Он все время что-то мастерил — чинил изгородь, обтесывал колья для ограды, колол дрова для камина, выстругивал подпорки для гороха и помидоров — и всегда с пустыми глазами и капелькой пота на кончике носа, будь то летом или зимой.
Прижавшись животом к столу, Тати глубоко вздохнула и резко оттолкнула свой стул, соломенное сиденье которого жалобно скрипнуло. Казалось, что ее груди уютно покоятся на раздувшемся животе. Кожа блестела, взгляд стал влажным и мягким.
Жан по привычке сходил налить себе чашку кофе из стоявшего на печке голубого кофейника, на который из окна падал солнечный луч.
Тати рассматривала свой стакан, в котором растворились два кусочка сахара, — она всегда пила кофе из стакана. Она смотрела на стакан с умилением, вдыхая аромат коричневого напитка.
Создавалось впечатление, что жизнь вокруг остановилась. На застывших баржах наступил послеобеденный отдых, ослики и мулы спрятались в тень. Если не считать воркования голубей, стояла почти полная тишина, нарушаемая иногда криком петуха или стуком молотка.
— Подумать только, ведь я приехала в этот дом прислугой, когда мне было четырнадцать лет…
Тати ласковым взглядом обвела стены, которые ничуть не изменились с тех пор, хотя их каждый год белили известью. Календарь с полочкой для газет, на картинке которого были изображены жнецы, видимо, висел с тех далеких лет. По обе стороны от старой квашни, служившей теперь хранилищем наиболее причудливых безделушек, висели тронутые временем два портрета в овальных рамках.

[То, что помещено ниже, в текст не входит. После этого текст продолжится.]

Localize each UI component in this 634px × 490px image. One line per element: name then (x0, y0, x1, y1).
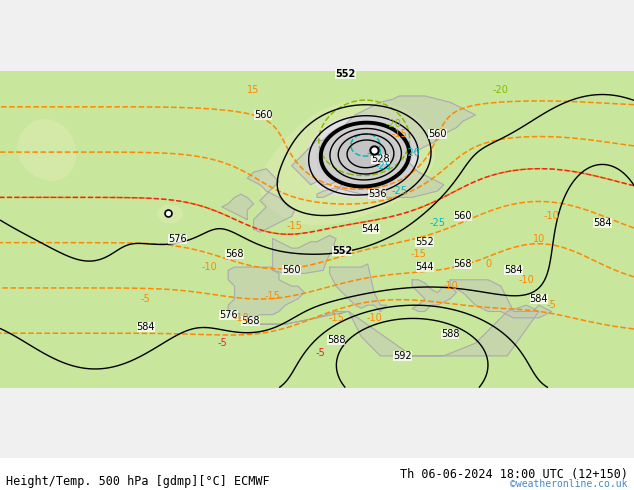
Text: 568: 568 (453, 259, 472, 269)
Text: 552: 552 (335, 69, 356, 79)
Polygon shape (330, 264, 387, 312)
Text: -10: -10 (202, 262, 217, 272)
Text: 592: 592 (393, 351, 412, 361)
Text: 552: 552 (332, 246, 353, 256)
Polygon shape (450, 280, 552, 318)
Text: 536: 536 (368, 189, 387, 199)
Polygon shape (292, 96, 476, 197)
Text: -10: -10 (366, 313, 382, 323)
Text: 568: 568 (241, 316, 260, 326)
Text: -30: -30 (366, 148, 382, 158)
Text: 584: 584 (593, 218, 612, 228)
Text: -15: -15 (287, 221, 303, 231)
Text: 560: 560 (254, 110, 273, 120)
Text: -15: -15 (328, 313, 344, 323)
Text: -10: -10 (443, 281, 458, 291)
Text: -15: -15 (264, 291, 281, 301)
Text: -20: -20 (404, 148, 420, 158)
Text: -5: -5 (547, 300, 557, 310)
Text: -20: -20 (385, 120, 401, 129)
Text: 588: 588 (327, 335, 346, 345)
Text: 560: 560 (453, 211, 472, 221)
Text: -25: -25 (391, 186, 408, 196)
Text: -5: -5 (141, 294, 151, 304)
Text: 584: 584 (529, 294, 548, 304)
Text: 552: 552 (415, 237, 434, 247)
Text: 544: 544 (415, 262, 434, 272)
Text: Th 06-06-2024 18:00 UTC (12+150): Th 06-06-2024 18:00 UTC (12+150) (399, 468, 628, 481)
Text: 584: 584 (136, 322, 155, 332)
Text: -10: -10 (233, 313, 249, 323)
Text: 588: 588 (441, 329, 460, 339)
Text: 0: 0 (485, 259, 491, 269)
Text: 576: 576 (219, 310, 238, 319)
Text: -25: -25 (375, 161, 392, 171)
Polygon shape (247, 169, 295, 232)
Polygon shape (228, 267, 304, 318)
Text: -10: -10 (544, 211, 559, 221)
Text: 568: 568 (225, 249, 244, 259)
Text: -25: -25 (429, 218, 446, 228)
Polygon shape (412, 280, 456, 312)
Polygon shape (247, 305, 539, 356)
Text: -15: -15 (410, 249, 427, 259)
Text: 584: 584 (504, 265, 523, 275)
Text: 560: 560 (282, 265, 301, 275)
Text: 576: 576 (168, 234, 187, 244)
Text: -5: -5 (217, 338, 227, 348)
Text: 560: 560 (428, 129, 447, 139)
Text: -5: -5 (315, 348, 325, 358)
Text: -20: -20 (493, 85, 509, 95)
Text: 528: 528 (371, 154, 390, 164)
Text: ©weatheronline.co.uk: ©weatheronline.co.uk (510, 479, 628, 489)
Text: -10: -10 (519, 275, 534, 285)
Text: 15: 15 (247, 85, 260, 95)
Polygon shape (273, 235, 336, 273)
Text: Height/Temp. 500 hPa [gdmp][°C] ECMWF: Height/Temp. 500 hPa [gdmp][°C] ECMWF (6, 474, 270, 488)
Polygon shape (222, 194, 254, 220)
Text: 10: 10 (533, 234, 545, 244)
Text: -15: -15 (391, 129, 408, 139)
Text: 544: 544 (361, 224, 380, 234)
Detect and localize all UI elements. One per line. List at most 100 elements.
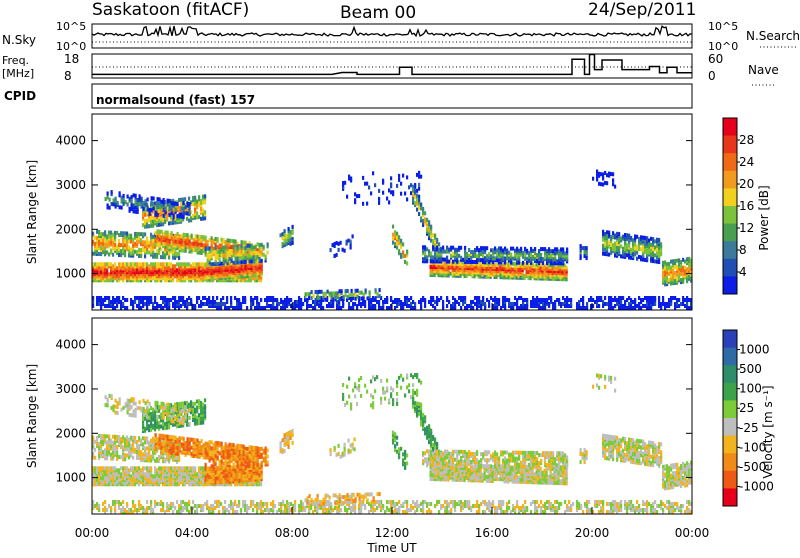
heatmap-cell xyxy=(188,466,190,470)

— А вот каким тогда был Кудер.
Та же удлиненная голова, но густые волосы. Длинные усы в разные стороны, делившие лицо на две части. Тяжелый взгляд человека, исполненного собственной важности.
— Ему было тогда тридцать пять лет! Он владел кирпичным заводом, который ему достался от отца. Он и родился-то в этом доме. Их земли простирались до деревни, а в хлеву было десять коров.
Она помешала ложкой в стакане и с каким-то кошачьим удовольствием отпила глоток.
— Его жена к тому времени умерла, и он остался с тремя детьми. Когда я приехала, ее только что похоронили, и в доме еще пахло свечами и хризантемами.